Continous Variables Exploration

# high-level univariate variable-exploration
# first a histogram of all continuous variables in the dataset
DataExplorer::plot_histogram(data = red_main_df, title = "Continuous Variables Explored (Histograms)")

# then a density chart of all continous variables in the dataset
DataExplorer::plot_density(data = red_main_df, title = "Continuous Variables Explored (Density Plots)")

Categorical Variable Exploration

# the only categorical variable in our data in this case is what we'll use to create our low quality flag
# if we had many categorical variables, it would make sense to use order_bar = TRUE
# the order would then be in descending order of prevalence, which is helpful at a glance
plot_bar(data = red_main_df, order_bar = FALSE, title = "Categorical Variables Explored")

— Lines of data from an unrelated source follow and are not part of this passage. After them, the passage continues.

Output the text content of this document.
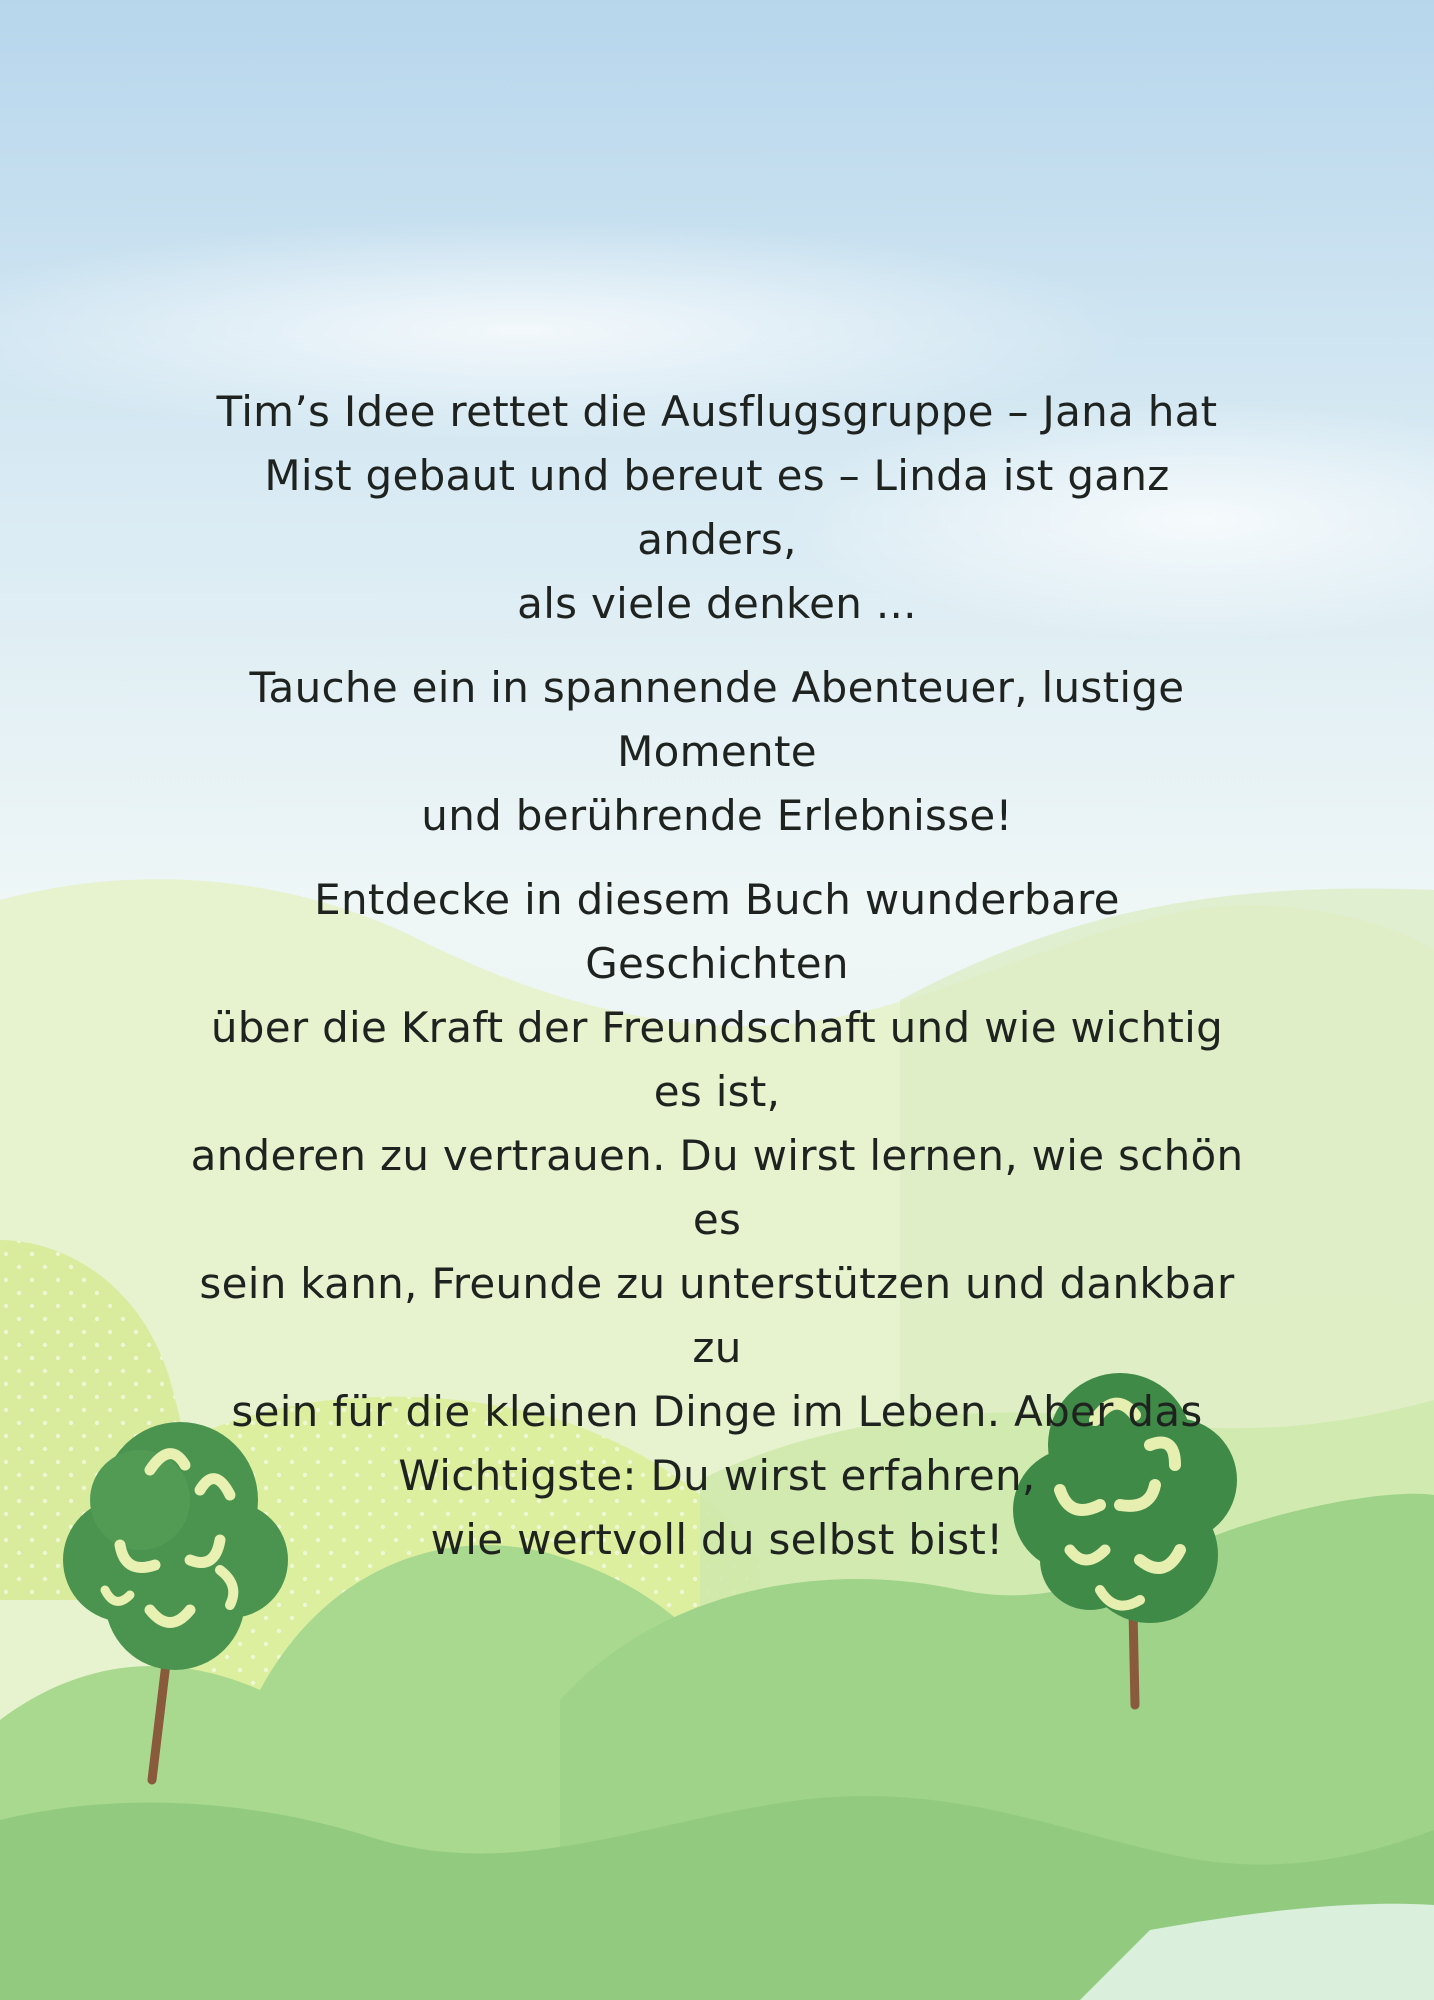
Tim’s Idee rettet die Ausflugsgruppe – Jana hat
Mist gebaut und bereut es – Linda ist ganz anders,
als viele denken ...

Tauche ein in spannende Abenteuer, lustige Momente
und berührende Erlebnisse!

Entdecke in diesem Buch wunderbare Geschichten
über die Kraft der Freundschaft und wie wichtig es ist,
anderen zu vertrauen. Du wirst lernen, wie schön es
sein kann, Freunde zu unterstützen und dankbar zu
sein für die kleinen Dinge im Leben. Aber das
Wichtigste: Du wirst erfahren,
wie wertvoll du selbst bist!
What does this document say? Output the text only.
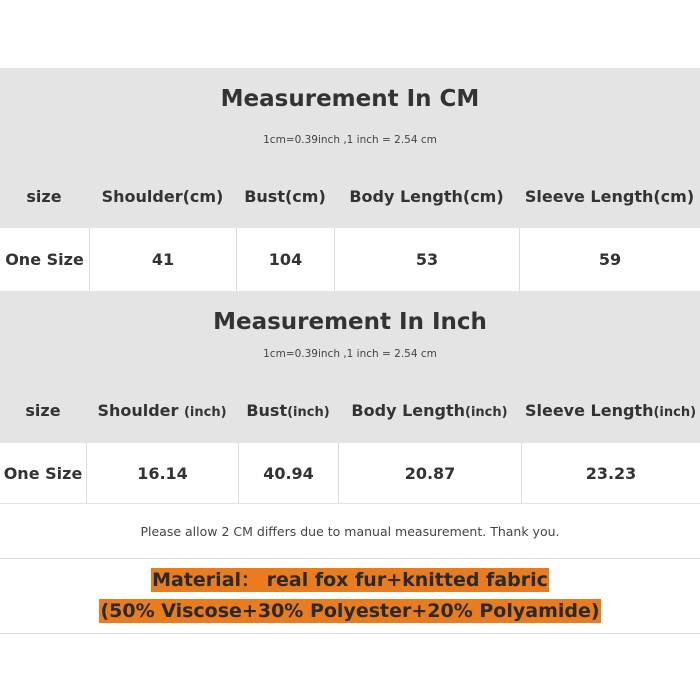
Measurement In CM
1cm=0.39inch ,1 inch = 2.54 cm
size	Shoulder(cm)	Bust(cm)	Body Length(cm)	Sleeve Length(cm)
One Size	41	104	53	59
Measurement In Inch
1cm=0.39inch ,1 inch = 2.54 cm
size	Shoulder (inch)	Bust(inch)	Body Length(inch)	Sleeve Length(inch)
One Size	16.14	40.94	20.87	23.23
Please allow 2 CM differs due to manual measurement. Thank you.
Material： real fox fur+knitted fabric
(50% Viscose+30% Polyester+20% Polyamide)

# and then we can use janitor to see the exact cross-tab of our quality variable
janitor::tabyl(red_main_df$quality)
##  red_main_df$quality   n     percent
##                    3  10 0.006253909
##                    4  53 0.033145716
##                    5 681 0.425891182
##                    6 638 0.398999375
##                    7 199 0.124452783
##                    8  18 0.011257036
# it looks like wines with a rating < 5 are exceptionally bad, so we'll use that as our benchmark
# all together wines with a rating below 5 represent just under 4% of the population

Outcome Variable Creation

# given the above analysis, we'll flag anything with a quality rating < 5 as low-quality 
red_final_df <- red_main_df %>%
  # type conversion here can be tricky because to de-factor requires multiple steps
  # we have to de-factor, perform the logical test on the numeric, and then re-factor
  mutate(low_qual_flag = factor(ifelse(as.numeric(as.character(quality)) < 5,1,0))) %>%
  select(-quality)

glimpse(red_final_df) # taking another look at the new dataset
## Observations: 1,599
## Variables: 12
## $ fixed_acidity        <dbl> 7.4, 7.8, 7.8, 11.2, 7.4, 7.4, 7.9, 7.3, ...
## $ volatile_acidity     <dbl> 0.700, 0.880, 0.760, 0.280, 0.700, 0.660,...
## $ citric_acid          <dbl> 0.00, 0.00, 0.04, 0.56, 0.00, 0.00, 0.06,...
## $ residual_sugar       <dbl> 1.9, 2.6, 2.3, 1.9, 1.9, 1.8, 1.6, 1.2, 2...
## $ chlorides            <dbl> 0.076, 0.098, 0.092, 0.075, 0.076, 0.075,...
## $ free_sulfur_dioxide  <dbl> 11, 25, 15, 17, 11, 13, 15, 15, 9, 17, 15...
## $ total_sulfur_dioxide <dbl> 34, 67, 54, 60, 34, 40, 59, 21, 18, 102, ...
## $ density              <dbl> 0.9978, 0.9968, 0.9970, 0.9980, 0.9978, 0...
## $ p_h                  <dbl> 3.51, 3.20, 3.26, 3.16, 3.51, 3.51, 3.30,...
## $ sulphates            <dbl> 0.56, 0.68, 0.65, 0.58, 0.56, 0.56, 0.46,...
## $ alcohol              <dbl> 9.4, 9.8, 9.8, 9.8, 9.4, 9.4, 9.4, 10.0, ...
## $ low_qual_flag        <fct> 0, 0, 0, 0, 0, 0, 0, 0, 0, 0, 0, 0, 0, 0,...
tabyl(red_final_df$low_qual_flag)
##  red_final_df$low_qual_flag    n    percent
##                           0 1536 0.96060038
##                           1   63 0.03939962
# the data now look nice and clean!

Centering and Normalizing the Data

It would appear as though in the case of tree-based methods, or recursive partitioning methods in general, centering and scaling of the data is not strictly speaking necessary as part of the modeling process. I will include links to support this below, but the basic premise is this: Any algorithm based on recursive partitioning, such as decision trees, and regression trees does not require inputs (features) to be normalized, since it is invariant to monotonic transformations of the features (just think about how the splits are done at each node). Since random forests (as well as gbm) are just a collection of trees, there is no need to normalize.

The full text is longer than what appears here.